BIRMINGHAM, ENGLAND — BIRMINGHAM, England -- A European Community summit meeting opens here today, but a lot of people in Europe are not at all sure why.

Its original purpose was to deal with the currency crisis that shook Europe in September. That's why the British called it, since they were shaken possibly more than anybody else. But the money markets are calm now, and the EC finance ministers won't even be here.


One German source suggested that summit meetings should be used sparingly; nothing, he said, stimulates the atmosphere of crisis so much as a meeting of heads of state.

By the time this year ends, there will have been three EC summit meetings, one more than the usual two, and the sense of crisis in Europe is palpable.


The Birmingham summit meeting under the auspices of the British, who currently hold the rotating presidency of the EC, has turned its attention to other purposes. These are described by British officials as encouraging openness and "transparency" in the community's business; emphasizing the benefits the community holds for the common man.

Britain also wants to get some kind of public commitment by the 12 EC governments to its concept of subsidiarity, a declaration on how it will be implemented.

Subsidiarity is the word used to describe the transfer of powers and decision making from the EC's bureaucracy in Brussels back to the member governments. In other words reversing the flow of authority toward the EC center.

Prime Minister John Major conceived the idea of subsidiarity as a way to quiet fears about European union in Britain, fears increasingly stimulated by former Prime Minister Margaret Thatcher, Norman Tebbit, the former Conservative Party chairman, and others who say Britain is in danger of being swallowed up in a federal Europe.

The British have assumed these fears are rampant in Europe. They point to the difficulty the Maastricht Treaty on European Union has encountered in ratification. Denmark rejected the treaty; France barely approved it. But Ireland strongly endorsed it, a fact the British rarely mention.

Whether these fears are as widespread in Europe as in Britain is uncertain. But here they have grown so disturbing there is at least some doubt the Conservative government will be able to ratify the Maastricht Treaty when it is brought before the House of Commons, at least not without the embarrassment of having to rely on Labor Party votes.

Thus, some believe this summit meeting may be more an exercise in domestic British politics, an attempt to soothe British minds troubled by the encroaching European monster state, than a really justifiable international meeting of heads of state.

Jacques Delors, the European Commission president, gave credence to this yesterday when he said, "I hope that this European council could help Mr. Major, because I recognize the political situation is difficult in Britain."


Not all members of the community share Britain's fears of the growing powers of the EC's Brussels administration. The Irish Prime Minister Albert Reynolds told Prime Minister Major this week that Ireland had no intention of helping to weaken the European Commission. Felipe Gonzales, the Spanish prime minister said much the same. Smaller countries see the commission as a defense against the larger states.

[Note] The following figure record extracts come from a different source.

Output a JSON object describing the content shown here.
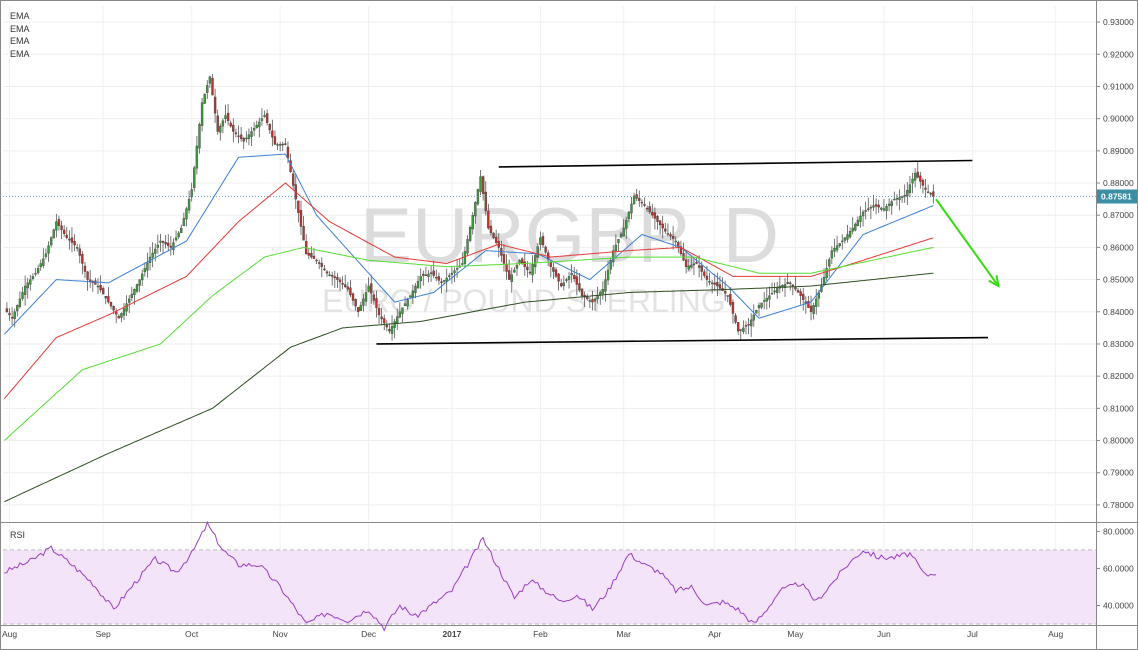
{
  "legend": [
    "EMA",
    "EMA",
    "EMA",
    "EMA"
  ],
  "rsi_label": "RSI",
  "watermark": {
    "symbol": "EURGBP, D",
    "name": "EURO / POUND STERLING"
  },
  "colors": {
    "up": "#3c9a3c",
    "down": "#b8342f",
    "ema_fast": "#3b7fd4",
    "ema_red": "#e53935",
    "ema_green": "#55dd33",
    "ema_dark": "#2e4d22",
    "rsi_line": "#9b3fbf",
    "rsi_band": "#f3e4fa",
    "trend_arrow": "#33dd11",
    "channel": "#000000",
    "price_tag": "#3b8ea5"
  },
  "chart_data": [
    {
      "type": "candlestick",
      "title": "",
      "ylim": [
        0.775,
        0.935
      ],
      "y_ticks": [
        "0.93000",
        "0.92000",
        "0.91000",
        "0.90000",
        "0.89000",
        "0.88000",
        "0.87000",
        "0.86000",
        "0.85000",
        "0.84000",
        "0.83000",
        "0.82000",
        "0.81000",
        "0.80000",
        "0.79000",
        "0.78000"
      ],
      "x_labels": [
        "Aug",
        "Sep",
        "Oct",
        "Nov",
        "Dec",
        "2017",
        "Feb",
        "Mar",
        "Apr",
        "May",
        "Jun",
        "Jul",
        "Aug"
      ],
      "last_price": "0.87581",
      "anchors": [
        [
          0,
          0.841
        ],
        [
          3,
          0.838
        ],
        [
          5,
          0.842
        ],
        [
          8,
          0.848
        ],
        [
          12,
          0.852
        ],
        [
          16,
          0.858
        ],
        [
          20,
          0.868
        ],
        [
          24,
          0.863
        ],
        [
          28,
          0.86
        ],
        [
          32,
          0.85
        ],
        [
          36,
          0.848
        ],
        [
          40,
          0.843
        ],
        [
          44,
          0.838
        ],
        [
          48,
          0.844
        ],
        [
          52,
          0.85
        ],
        [
          56,
          0.857
        ],
        [
          60,
          0.862
        ],
        [
          64,
          0.86
        ],
        [
          68,
          0.866
        ],
        [
          72,
          0.878
        ],
        [
          76,
          0.905
        ],
        [
          79,
          0.913
        ],
        [
          82,
          0.896
        ],
        [
          85,
          0.901
        ],
        [
          88,
          0.896
        ],
        [
          92,
          0.893
        ],
        [
          96,
          0.897
        ],
        [
          100,
          0.901
        ],
        [
          104,
          0.892
        ],
        [
          108,
          0.892
        ],
        [
          112,
          0.875
        ],
        [
          116,
          0.858
        ],
        [
          120,
          0.856
        ],
        [
          124,
          0.852
        ],
        [
          128,
          0.85
        ],
        [
          132,
          0.847
        ],
        [
          136,
          0.84
        ],
        [
          140,
          0.848
        ],
        [
          144,
          0.839
        ],
        [
          148,
          0.834
        ],
        [
          152,
          0.84
        ],
        [
          156,
          0.845
        ],
        [
          160,
          0.851
        ],
        [
          164,
          0.852
        ],
        [
          168,
          0.849
        ],
        [
          172,
          0.852
        ],
        [
          176,
          0.855
        ],
        [
          180,
          0.87
        ],
        [
          183,
          0.882
        ],
        [
          186,
          0.866
        ],
        [
          190,
          0.86
        ],
        [
          194,
          0.85
        ],
        [
          198,
          0.856
        ],
        [
          202,
          0.852
        ],
        [
          206,
          0.863
        ],
        [
          210,
          0.854
        ],
        [
          214,
          0.848
        ],
        [
          218,
          0.852
        ],
        [
          222,
          0.845
        ],
        [
          226,
          0.843
        ],
        [
          230,
          0.847
        ],
        [
          234,
          0.859
        ],
        [
          238,
          0.866
        ],
        [
          242,
          0.876
        ],
        [
          246,
          0.873
        ],
        [
          250,
          0.869
        ],
        [
          254,
          0.865
        ],
        [
          258,
          0.862
        ],
        [
          262,
          0.854
        ],
        [
          266,
          0.855
        ],
        [
          270,
          0.85
        ],
        [
          274,
          0.848
        ],
        [
          278,
          0.845
        ],
        [
          282,
          0.834
        ],
        [
          286,
          0.836
        ],
        [
          290,
          0.842
        ],
        [
          294,
          0.845
        ],
        [
          298,
          0.848
        ],
        [
          302,
          0.849
        ],
        [
          306,
          0.845
        ],
        [
          310,
          0.84
        ],
        [
          314,
          0.848
        ],
        [
          318,
          0.859
        ],
        [
          322,
          0.862
        ],
        [
          326,
          0.866
        ],
        [
          330,
          0.871
        ],
        [
          334,
          0.873
        ],
        [
          338,
          0.872
        ],
        [
          342,
          0.875
        ],
        [
          346,
          0.876
        ],
        [
          350,
          0.883
        ],
        [
          354,
          0.878
        ],
        [
          357,
          0.8758
        ]
      ],
      "ema_series": [
        {
          "color": "ema_fast",
          "anchors": [
            [
              0,
              0.833
            ],
            [
              20,
              0.85
            ],
            [
              40,
              0.849
            ],
            [
              70,
              0.862
            ],
            [
              90,
              0.888
            ],
            [
              108,
              0.889
            ],
            [
              120,
              0.87
            ],
            [
              140,
              0.852
            ],
            [
              150,
              0.843
            ],
            [
              165,
              0.846
            ],
            [
              185,
              0.859
            ],
            [
              205,
              0.858
            ],
            [
              225,
              0.85
            ],
            [
              245,
              0.864
            ],
            [
              260,
              0.86
            ],
            [
              278,
              0.848
            ],
            [
              290,
              0.838
            ],
            [
              310,
              0.843
            ],
            [
              330,
              0.864
            ],
            [
              345,
              0.869
            ],
            [
              357,
              0.873
            ]
          ]
        },
        {
          "color": "ema_red",
          "anchors": [
            [
              0,
              0.813
            ],
            [
              20,
              0.832
            ],
            [
              40,
              0.839
            ],
            [
              70,
              0.851
            ],
            [
              90,
              0.868
            ],
            [
              108,
              0.88
            ],
            [
              125,
              0.868
            ],
            [
              150,
              0.857
            ],
            [
              170,
              0.855
            ],
            [
              190,
              0.861
            ],
            [
              210,
              0.857
            ],
            [
              240,
              0.859
            ],
            [
              260,
              0.86
            ],
            [
              280,
              0.851
            ],
            [
              310,
              0.851
            ],
            [
              330,
              0.856
            ],
            [
              357,
              0.863
            ]
          ]
        },
        {
          "color": "ema_green",
          "anchors": [
            [
              0,
              0.8
            ],
            [
              30,
              0.822
            ],
            [
              60,
              0.83
            ],
            [
              80,
              0.845
            ],
            [
              100,
              0.857
            ],
            [
              115,
              0.86
            ],
            [
              140,
              0.856
            ],
            [
              170,
              0.854
            ],
            [
              200,
              0.855
            ],
            [
              240,
              0.857
            ],
            [
              265,
              0.857
            ],
            [
              290,
              0.852
            ],
            [
              310,
              0.852
            ],
            [
              357,
              0.86
            ]
          ]
        },
        {
          "color": "ema_dark",
          "anchors": [
            [
              0,
              0.781
            ],
            [
              40,
              0.796
            ],
            [
              80,
              0.81
            ],
            [
              110,
              0.829
            ],
            [
              130,
              0.835
            ],
            [
              160,
              0.837
            ],
            [
              200,
              0.843
            ],
            [
              240,
              0.846
            ],
            [
              280,
              0.847
            ],
            [
              310,
              0.848
            ],
            [
              357,
              0.852
            ]
          ]
        }
      ],
      "channel": {
        "top": [
          [
            190,
            0.885
          ],
          [
            372,
            0.887
          ]
        ],
        "bottom": [
          [
            143,
            0.83
          ],
          [
            378,
            0.832
          ]
        ]
      },
      "arrow": {
        "from": [
          358,
          0.875
        ],
        "to": [
          382,
          0.848
        ]
      },
      "x_tick_indices": [
        2,
        38,
        72,
        106,
        140,
        172,
        206,
        238,
        273,
        304,
        338,
        372,
        404
      ],
      "total_bars": 420
    },
    {
      "type": "line",
      "title": "RSI",
      "ylim": [
        30,
        84
      ],
      "y_ticks": [
        "80.0000",
        "60.0000",
        "40.0000"
      ],
      "band": [
        30,
        70
      ],
      "anchors": [
        [
          0,
          58
        ],
        [
          10,
          64
        ],
        [
          18,
          71
        ],
        [
          26,
          62
        ],
        [
          34,
          52
        ],
        [
          42,
          38
        ],
        [
          50,
          52
        ],
        [
          58,
          65
        ],
        [
          66,
          58
        ],
        [
          72,
          68
        ],
        [
          78,
          84
        ],
        [
          84,
          70
        ],
        [
          90,
          62
        ],
        [
          98,
          62
        ],
        [
          106,
          50
        ],
        [
          112,
          38
        ],
        [
          116,
          30
        ],
        [
          124,
          36
        ],
        [
          132,
          32
        ],
        [
          140,
          38
        ],
        [
          146,
          28
        ],
        [
          152,
          40
        ],
        [
          158,
          34
        ],
        [
          166,
          42
        ],
        [
          172,
          48
        ],
        [
          178,
          62
        ],
        [
          184,
          76
        ],
        [
          190,
          60
        ],
        [
          196,
          44
        ],
        [
          202,
          54
        ],
        [
          208,
          48
        ],
        [
          214,
          42
        ],
        [
          220,
          46
        ],
        [
          226,
          38
        ],
        [
          232,
          48
        ],
        [
          240,
          68
        ],
        [
          246,
          62
        ],
        [
          252,
          58
        ],
        [
          258,
          48
        ],
        [
          264,
          50
        ],
        [
          270,
          40
        ],
        [
          276,
          42
        ],
        [
          282,
          38
        ],
        [
          288,
          30
        ],
        [
          292,
          36
        ],
        [
          298,
          48
        ],
        [
          306,
          52
        ],
        [
          312,
          42
        ],
        [
          318,
          52
        ],
        [
          324,
          62
        ],
        [
          330,
          70
        ],
        [
          336,
          66
        ],
        [
          342,
          66
        ],
        [
          348,
          68
        ],
        [
          354,
          56
        ],
        [
          358,
          58
        ]
      ]
    }
  ]
}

Even Denmark, which rejected the Maastricht treaty by a razor thin margin in June, does not share Britain's ideals about the community. The Danes are opposed to the single currency and the joint defense policies called for in the treaty, but are strongly in favor of the treaty's social chapter, which governs work rules and welfare. Britain opted out of that part of the document.

And Mr. Delors, while willing to give Mr. Major a hand, said he would fight the British attempt to give individual states a veto over commission proposals before they are formally made, or in any other way weaken the commission.

As things stand, the mission of the commission is to propose initiatives and for the individual states to accept, reject or modify them. The British would like to have a veto even before the process begins.